The Europeans - a project by Rob Hornstra and Arnold van Bruggen

Image courtesy of Rob Hornstra and Arnold van Bruggen - The Europeans

Image courtesy of Rob Hornstra and Arnold van Bruggen - The Europeans

Creative Black Country and Multistory are delighted to be welcoming photographer Rob Hornstra and writer/ filmmaker Arnold van Bruggen to the Black Country to collaborate on our first project in Dudley.

Rob and Arnold, who are both based in the Netherlands, have been working on a project called The Europeans, which they describe as ‘a portrait of modern Europe’.

Traveling from region to region and from theme to theme in this multi-year project (which spans a decade 2019 - 2029), their aim is to create a 21st century time piece on the European Heartland. Hornstra and van Bruggen see Europe on the eve of drastic change. Populism and authoritarianism are on the rise, where ghosts from the past seem to return.

For chapter 2 they turn to the The Black Country. Having visited Dudley in 2019 they return this month (January 2020) to spend 10 days meeting with groups and individuals, going out for food, joining people on their daily work routines and involving themselves in community life.

”As you walk through the main street, the castle slowly disappears. A stretched landscape in front of you: residential districts, flats, industrial buildings, and chimneys. This is the Black Country. Its history is majestic and proud. This is where the steam engine was used for the first time, and where the foundations for the industrial era were established. Socialism, social democracy and climate change - this town was at the cradle of it. What remains?

Chapter Two: The Black Country is the second chapter that Hornstra and van Bruggen produce within their new long-term project The Europeans. In the same period they are working on Chapter One: The Former Capital in Lithuania. In the coming years at least twenty heartland regions in Europe will be investigated. The work made in Dudley and its surroundings will function as a stand-alone project in a publication and exhibition about The Black Country and its citizen, but will continue to travel for years as part of the overall project The Europeans.

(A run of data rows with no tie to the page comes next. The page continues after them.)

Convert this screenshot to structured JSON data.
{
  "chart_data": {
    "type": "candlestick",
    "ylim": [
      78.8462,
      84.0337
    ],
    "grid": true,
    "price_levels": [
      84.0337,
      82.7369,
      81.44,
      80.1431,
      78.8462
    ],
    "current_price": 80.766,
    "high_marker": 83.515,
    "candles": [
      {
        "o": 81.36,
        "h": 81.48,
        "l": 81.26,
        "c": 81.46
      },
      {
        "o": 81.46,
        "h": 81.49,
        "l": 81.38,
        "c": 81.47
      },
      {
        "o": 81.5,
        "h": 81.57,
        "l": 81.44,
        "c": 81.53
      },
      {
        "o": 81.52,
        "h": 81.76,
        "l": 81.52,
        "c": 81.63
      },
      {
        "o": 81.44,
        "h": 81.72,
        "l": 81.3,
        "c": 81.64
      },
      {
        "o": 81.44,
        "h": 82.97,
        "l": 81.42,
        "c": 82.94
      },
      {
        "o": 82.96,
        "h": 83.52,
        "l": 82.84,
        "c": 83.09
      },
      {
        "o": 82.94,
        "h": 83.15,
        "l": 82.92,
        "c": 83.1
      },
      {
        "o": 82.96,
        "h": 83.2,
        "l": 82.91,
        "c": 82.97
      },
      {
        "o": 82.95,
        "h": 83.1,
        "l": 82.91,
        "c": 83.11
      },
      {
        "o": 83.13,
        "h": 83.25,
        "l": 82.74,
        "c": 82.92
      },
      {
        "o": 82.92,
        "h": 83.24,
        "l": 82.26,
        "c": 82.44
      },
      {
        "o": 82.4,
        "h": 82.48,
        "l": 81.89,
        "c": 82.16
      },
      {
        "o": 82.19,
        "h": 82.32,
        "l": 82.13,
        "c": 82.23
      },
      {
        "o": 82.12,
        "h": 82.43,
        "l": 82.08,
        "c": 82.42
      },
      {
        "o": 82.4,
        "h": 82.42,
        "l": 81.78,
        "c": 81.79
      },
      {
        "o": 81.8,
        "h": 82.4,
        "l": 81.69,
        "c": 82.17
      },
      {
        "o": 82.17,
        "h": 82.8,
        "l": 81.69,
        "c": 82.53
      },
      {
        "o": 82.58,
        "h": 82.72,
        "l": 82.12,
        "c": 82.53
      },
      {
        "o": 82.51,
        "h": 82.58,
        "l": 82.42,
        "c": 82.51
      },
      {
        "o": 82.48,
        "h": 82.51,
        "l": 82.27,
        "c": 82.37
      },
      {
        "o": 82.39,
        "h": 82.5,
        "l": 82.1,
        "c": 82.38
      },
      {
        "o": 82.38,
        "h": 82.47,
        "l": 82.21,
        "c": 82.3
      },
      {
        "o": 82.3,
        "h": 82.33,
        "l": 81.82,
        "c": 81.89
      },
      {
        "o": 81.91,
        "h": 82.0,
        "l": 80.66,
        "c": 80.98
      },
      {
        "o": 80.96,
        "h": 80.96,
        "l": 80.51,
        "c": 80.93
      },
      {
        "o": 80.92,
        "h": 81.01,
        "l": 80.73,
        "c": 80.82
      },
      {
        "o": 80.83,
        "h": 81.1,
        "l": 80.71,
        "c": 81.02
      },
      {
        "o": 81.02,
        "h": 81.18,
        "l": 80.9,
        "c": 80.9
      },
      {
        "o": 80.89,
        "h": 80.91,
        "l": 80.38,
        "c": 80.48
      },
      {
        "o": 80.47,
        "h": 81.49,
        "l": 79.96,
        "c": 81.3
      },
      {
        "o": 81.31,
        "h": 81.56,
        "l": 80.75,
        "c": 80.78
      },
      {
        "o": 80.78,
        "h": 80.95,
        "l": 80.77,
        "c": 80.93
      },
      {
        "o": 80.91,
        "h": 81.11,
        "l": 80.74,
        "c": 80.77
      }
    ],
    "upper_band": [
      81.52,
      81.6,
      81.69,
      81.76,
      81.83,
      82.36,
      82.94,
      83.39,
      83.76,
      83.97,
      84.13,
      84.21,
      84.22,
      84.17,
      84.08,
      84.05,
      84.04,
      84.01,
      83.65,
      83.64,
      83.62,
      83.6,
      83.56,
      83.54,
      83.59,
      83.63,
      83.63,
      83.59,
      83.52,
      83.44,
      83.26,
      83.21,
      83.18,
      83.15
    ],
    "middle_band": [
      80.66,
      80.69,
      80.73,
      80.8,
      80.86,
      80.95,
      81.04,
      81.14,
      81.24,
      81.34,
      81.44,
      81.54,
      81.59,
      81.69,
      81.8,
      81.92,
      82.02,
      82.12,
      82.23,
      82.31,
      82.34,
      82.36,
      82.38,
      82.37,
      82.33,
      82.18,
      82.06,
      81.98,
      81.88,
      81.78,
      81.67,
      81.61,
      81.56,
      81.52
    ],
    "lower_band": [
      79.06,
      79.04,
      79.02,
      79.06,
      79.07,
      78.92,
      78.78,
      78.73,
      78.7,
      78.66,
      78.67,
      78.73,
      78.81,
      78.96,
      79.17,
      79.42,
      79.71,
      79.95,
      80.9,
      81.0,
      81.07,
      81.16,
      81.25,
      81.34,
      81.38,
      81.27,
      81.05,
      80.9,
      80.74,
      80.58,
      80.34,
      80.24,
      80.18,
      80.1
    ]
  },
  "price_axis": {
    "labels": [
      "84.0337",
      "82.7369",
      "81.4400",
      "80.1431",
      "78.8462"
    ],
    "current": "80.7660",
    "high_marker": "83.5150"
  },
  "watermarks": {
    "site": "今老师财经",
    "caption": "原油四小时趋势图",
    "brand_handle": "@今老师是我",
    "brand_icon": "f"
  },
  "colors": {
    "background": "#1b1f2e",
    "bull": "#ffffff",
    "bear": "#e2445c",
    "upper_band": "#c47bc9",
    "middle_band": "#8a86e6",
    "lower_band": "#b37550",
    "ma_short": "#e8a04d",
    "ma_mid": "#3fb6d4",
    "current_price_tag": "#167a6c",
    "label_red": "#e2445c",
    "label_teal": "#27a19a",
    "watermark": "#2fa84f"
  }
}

In Dudley, Hornstra and van Bruggen will focus on the Black Country as the cradle of industrialisation, and everything that follows from that. Work, religion, sports, hobbies and leisure activities are backgrounds in which individuals are being portrayed and interviewed. Through their systematic approach, they penetrate into the roots of a local population and go beyond the superficial facade of everyday life. It is not only during the production phase that they enter into a dialogue with ordinary people, they also actively seek dialogue during the presentation of their work. What do locals think of the image that these two outsiders have created of the place they call home?”

An exhibition and publication will be presented later in the year and displayed in the Black Country.


Rob Hornstra (b. 1975, NL) is a photographer of predominantly long-term documentary projects, both at home and around the world. He has published several books of solo work, produced documentary series for a variety of international magazines, and taken part in numerous solo and group exhibitions in the Netherlands and abroad. In 2009, Hornstra and writer/filmmaker Arnold van Bruggen started The Sochi Project, culminating in the retrospective book An Atlas of War and Tourism in the Caucasus and an exhibition that toured Europe, America, India and Canada. He is the founder and former artistic director of FOTODOK – Space for Documentary Photography. Four times per year he runs a popular live talk show about photobooks in his hometown Utrecht. He is head of the photography department at the Royal Academy of Arts in The Hague.

Arnold van Bruggen (b. 1979, NL) is a writer and filmmaker fascinated by how the bigger movements and stories in history affect everyday life. From that background, he created stories including the documentaries The Russian War and The Sochi Project. In many projects, he experiments with new story formats in which film, exhibition, web and Arnolds favourite publication format - the book - are combined.